Dear Advent People!
This morning on the First Sunday of Advent, I had a most unusual experience. I was sitting in a car for worship in the parking lot with Anne and Treiva. It wasn't the same. I was out in the elements for over a year and half with the ushers each Sunday but I was not sitting in a car. Many of you came Sunday after Sunday to sit in your car for worship. Your desire to worship the Lord overcame what we all had known. And you waited for that day of return to sanctuary worship. Some still worship in the parking lot for a variety of reasons and today I was out there with you. I was "rejoicing that this is the day the Lord has made, as we should be rejoicing in it."
Waiting, we all wait. Today I am waiting to get back to what I did before successful back surgery. In this period of waiting, I am so very grateful for Anne and her continuous ministry to me. We wait together. I am so very thankful for those who shared their gifts with me by responding to the call of health and healing as their vocation. They continue to wait with me. For those of this congregation who have expressed their support for me as I have been less physically able than I was when you last saw me, I am very thankful. You have waited for and with me. I give thanks for the friends we made at Mayo Clinic and at St. Mary's Hospital as we waited with each other. I give thanks to God who is Emmanuel, God with us, always with us.
We all have stories of waiting. Some are at the core of our lives. There is a husband who has waited for weeks at the bed of his wife who is hospitalized. There is the couple who waited so very long for the birth of a child, a couple who mourns the death of the child of 14 months. There is the one who waits for the medical test results which may be an ominous message for the future.

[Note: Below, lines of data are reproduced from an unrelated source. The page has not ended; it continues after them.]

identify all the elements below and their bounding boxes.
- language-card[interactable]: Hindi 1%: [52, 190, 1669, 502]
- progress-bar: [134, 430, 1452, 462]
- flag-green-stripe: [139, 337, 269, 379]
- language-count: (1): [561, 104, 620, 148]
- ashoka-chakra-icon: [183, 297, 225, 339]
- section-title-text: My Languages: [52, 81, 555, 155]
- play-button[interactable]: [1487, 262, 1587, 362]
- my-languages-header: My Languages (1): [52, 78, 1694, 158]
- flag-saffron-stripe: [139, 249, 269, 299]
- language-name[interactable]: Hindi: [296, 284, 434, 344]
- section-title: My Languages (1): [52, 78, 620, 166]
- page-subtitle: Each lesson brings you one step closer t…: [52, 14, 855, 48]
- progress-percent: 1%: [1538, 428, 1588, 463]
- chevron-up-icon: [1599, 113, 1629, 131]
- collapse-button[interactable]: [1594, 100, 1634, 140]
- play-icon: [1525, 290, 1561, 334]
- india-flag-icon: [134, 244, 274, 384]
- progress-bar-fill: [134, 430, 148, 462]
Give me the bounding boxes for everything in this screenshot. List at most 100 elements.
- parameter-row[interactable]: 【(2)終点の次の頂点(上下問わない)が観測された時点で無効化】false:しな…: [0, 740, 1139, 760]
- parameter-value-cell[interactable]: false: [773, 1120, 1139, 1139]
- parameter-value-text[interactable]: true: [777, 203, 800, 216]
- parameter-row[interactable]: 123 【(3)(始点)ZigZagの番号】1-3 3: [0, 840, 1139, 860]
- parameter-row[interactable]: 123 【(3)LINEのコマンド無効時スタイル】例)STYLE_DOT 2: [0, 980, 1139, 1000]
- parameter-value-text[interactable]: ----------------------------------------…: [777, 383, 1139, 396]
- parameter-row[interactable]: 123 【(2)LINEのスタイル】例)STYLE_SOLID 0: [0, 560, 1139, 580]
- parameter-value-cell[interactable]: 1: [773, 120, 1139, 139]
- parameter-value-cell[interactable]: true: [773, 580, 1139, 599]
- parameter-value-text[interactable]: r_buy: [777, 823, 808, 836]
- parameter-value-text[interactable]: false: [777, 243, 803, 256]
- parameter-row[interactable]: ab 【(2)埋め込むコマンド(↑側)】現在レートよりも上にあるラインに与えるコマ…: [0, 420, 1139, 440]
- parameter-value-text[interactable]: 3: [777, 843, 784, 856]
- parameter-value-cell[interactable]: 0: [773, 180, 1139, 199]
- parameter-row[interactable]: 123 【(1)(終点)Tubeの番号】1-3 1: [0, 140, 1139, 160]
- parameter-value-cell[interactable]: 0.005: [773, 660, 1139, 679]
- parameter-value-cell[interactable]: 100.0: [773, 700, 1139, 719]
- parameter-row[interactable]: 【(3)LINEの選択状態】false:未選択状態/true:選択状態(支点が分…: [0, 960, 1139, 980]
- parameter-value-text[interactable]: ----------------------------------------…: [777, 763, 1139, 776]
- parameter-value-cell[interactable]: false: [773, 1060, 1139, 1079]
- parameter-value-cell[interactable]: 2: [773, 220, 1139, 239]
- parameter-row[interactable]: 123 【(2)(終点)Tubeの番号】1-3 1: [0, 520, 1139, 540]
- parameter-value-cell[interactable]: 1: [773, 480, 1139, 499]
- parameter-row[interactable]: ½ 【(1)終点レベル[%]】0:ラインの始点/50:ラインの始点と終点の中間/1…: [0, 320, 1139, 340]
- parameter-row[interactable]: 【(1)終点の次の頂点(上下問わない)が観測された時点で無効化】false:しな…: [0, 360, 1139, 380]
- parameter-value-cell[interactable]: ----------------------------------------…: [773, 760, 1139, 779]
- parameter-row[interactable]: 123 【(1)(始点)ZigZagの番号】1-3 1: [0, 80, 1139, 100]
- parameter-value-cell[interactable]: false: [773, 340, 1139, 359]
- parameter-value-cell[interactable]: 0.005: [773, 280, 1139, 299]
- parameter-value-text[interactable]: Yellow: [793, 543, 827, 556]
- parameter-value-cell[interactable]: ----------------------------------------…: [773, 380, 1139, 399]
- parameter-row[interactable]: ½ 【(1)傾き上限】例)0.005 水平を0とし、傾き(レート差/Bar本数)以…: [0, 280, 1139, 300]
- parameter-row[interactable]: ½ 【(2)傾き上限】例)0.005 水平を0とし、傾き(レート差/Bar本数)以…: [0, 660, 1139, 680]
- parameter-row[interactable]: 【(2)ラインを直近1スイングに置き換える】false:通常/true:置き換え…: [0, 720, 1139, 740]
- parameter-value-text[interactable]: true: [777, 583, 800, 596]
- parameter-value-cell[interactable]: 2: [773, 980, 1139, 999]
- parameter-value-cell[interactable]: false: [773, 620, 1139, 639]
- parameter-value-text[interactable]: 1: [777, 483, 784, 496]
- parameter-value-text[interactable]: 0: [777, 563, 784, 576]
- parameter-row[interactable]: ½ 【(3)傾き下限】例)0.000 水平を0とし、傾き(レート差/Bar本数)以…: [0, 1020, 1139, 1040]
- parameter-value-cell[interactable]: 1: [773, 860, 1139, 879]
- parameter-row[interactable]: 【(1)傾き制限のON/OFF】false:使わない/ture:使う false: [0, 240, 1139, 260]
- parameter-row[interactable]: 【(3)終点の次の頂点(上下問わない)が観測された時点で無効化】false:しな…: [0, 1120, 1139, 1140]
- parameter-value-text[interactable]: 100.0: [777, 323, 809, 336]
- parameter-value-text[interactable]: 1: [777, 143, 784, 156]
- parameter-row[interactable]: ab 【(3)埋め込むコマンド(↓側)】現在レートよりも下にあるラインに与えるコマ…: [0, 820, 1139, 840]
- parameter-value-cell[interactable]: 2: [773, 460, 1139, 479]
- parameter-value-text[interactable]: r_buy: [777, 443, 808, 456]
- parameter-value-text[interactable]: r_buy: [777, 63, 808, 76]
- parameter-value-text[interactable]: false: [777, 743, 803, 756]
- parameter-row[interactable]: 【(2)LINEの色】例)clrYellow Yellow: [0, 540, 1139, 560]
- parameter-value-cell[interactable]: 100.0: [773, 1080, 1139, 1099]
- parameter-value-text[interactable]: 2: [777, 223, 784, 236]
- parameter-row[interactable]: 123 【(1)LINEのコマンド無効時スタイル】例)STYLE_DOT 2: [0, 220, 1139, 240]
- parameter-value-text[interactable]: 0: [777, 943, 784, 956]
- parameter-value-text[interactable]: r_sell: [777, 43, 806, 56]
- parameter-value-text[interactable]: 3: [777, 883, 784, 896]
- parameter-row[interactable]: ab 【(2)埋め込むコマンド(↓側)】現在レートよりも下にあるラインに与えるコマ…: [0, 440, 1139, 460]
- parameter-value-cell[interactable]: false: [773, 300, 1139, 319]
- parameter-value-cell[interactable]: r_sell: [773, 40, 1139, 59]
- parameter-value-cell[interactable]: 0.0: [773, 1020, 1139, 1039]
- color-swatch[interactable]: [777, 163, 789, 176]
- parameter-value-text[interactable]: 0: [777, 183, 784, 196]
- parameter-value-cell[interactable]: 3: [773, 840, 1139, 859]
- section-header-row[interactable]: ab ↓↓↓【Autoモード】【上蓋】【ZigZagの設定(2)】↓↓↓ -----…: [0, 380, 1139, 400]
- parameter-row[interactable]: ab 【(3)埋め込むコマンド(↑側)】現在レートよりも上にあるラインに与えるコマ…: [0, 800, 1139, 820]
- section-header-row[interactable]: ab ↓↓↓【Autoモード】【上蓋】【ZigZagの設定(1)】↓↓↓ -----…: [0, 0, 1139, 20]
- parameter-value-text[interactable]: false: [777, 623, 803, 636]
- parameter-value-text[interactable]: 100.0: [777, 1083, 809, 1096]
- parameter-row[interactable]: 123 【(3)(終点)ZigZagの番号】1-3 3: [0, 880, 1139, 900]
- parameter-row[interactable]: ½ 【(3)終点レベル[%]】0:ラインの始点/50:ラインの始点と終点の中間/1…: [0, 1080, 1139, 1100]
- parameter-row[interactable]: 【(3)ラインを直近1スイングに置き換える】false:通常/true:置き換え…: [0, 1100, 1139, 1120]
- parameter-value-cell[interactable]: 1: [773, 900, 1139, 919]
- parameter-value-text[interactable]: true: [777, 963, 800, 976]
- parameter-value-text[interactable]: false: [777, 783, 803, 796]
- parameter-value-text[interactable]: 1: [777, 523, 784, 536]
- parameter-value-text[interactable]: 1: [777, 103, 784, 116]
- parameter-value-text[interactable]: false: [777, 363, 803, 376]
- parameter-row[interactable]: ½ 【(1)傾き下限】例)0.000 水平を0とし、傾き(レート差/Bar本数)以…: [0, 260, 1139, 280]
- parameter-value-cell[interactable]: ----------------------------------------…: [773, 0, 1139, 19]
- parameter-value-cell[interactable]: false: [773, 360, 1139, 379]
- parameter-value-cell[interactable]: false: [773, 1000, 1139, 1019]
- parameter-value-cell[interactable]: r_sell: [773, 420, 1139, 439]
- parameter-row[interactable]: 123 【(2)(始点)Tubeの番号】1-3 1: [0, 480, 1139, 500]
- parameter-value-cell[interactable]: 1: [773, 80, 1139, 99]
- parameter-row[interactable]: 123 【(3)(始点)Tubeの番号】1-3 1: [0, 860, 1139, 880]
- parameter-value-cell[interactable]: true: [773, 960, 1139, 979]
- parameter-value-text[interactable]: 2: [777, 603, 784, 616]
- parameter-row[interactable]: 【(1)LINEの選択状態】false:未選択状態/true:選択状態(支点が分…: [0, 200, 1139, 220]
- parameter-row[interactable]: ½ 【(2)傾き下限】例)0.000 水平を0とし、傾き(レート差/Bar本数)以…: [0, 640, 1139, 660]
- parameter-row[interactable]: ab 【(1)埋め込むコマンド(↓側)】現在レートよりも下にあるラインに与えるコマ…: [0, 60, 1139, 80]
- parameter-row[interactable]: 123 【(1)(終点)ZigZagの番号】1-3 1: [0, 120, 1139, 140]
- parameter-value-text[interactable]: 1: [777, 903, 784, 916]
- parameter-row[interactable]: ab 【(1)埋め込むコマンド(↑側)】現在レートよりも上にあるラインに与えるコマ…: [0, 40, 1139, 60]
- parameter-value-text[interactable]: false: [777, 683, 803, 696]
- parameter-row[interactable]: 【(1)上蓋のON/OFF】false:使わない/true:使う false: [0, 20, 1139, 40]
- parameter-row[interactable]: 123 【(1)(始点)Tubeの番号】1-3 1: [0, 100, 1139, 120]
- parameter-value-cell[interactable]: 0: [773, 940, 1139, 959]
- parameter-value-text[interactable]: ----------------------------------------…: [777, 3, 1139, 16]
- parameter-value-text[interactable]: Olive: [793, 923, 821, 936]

Others are elated by the result of medical tests. A couple celebrates 50 year of marriage and the good health they have both experienced. Another couple celebrates the birth of their first child, healthy as can be.
God waits with us in all circumstances; some joyous, some sorrowful, and everything in between.
This is our Lord, whose Advent or “coming” we celebrate this season. We wait for him to come into the world as Christ child, and we wait for his coming again. We who are baptized into his life and death are called to wait with those who are neighbors, near and far away, by being present with and for them. It is truly a gift to have someone wait with you. It is a gift to wait with someone. In a few weeks we will celebrate the gift of the one who came into the world to wait with us, God with us. Until then, pause, look with eyes wide open, and exercise the ministry of waiting. May you be a blessing to others in need of your ministry.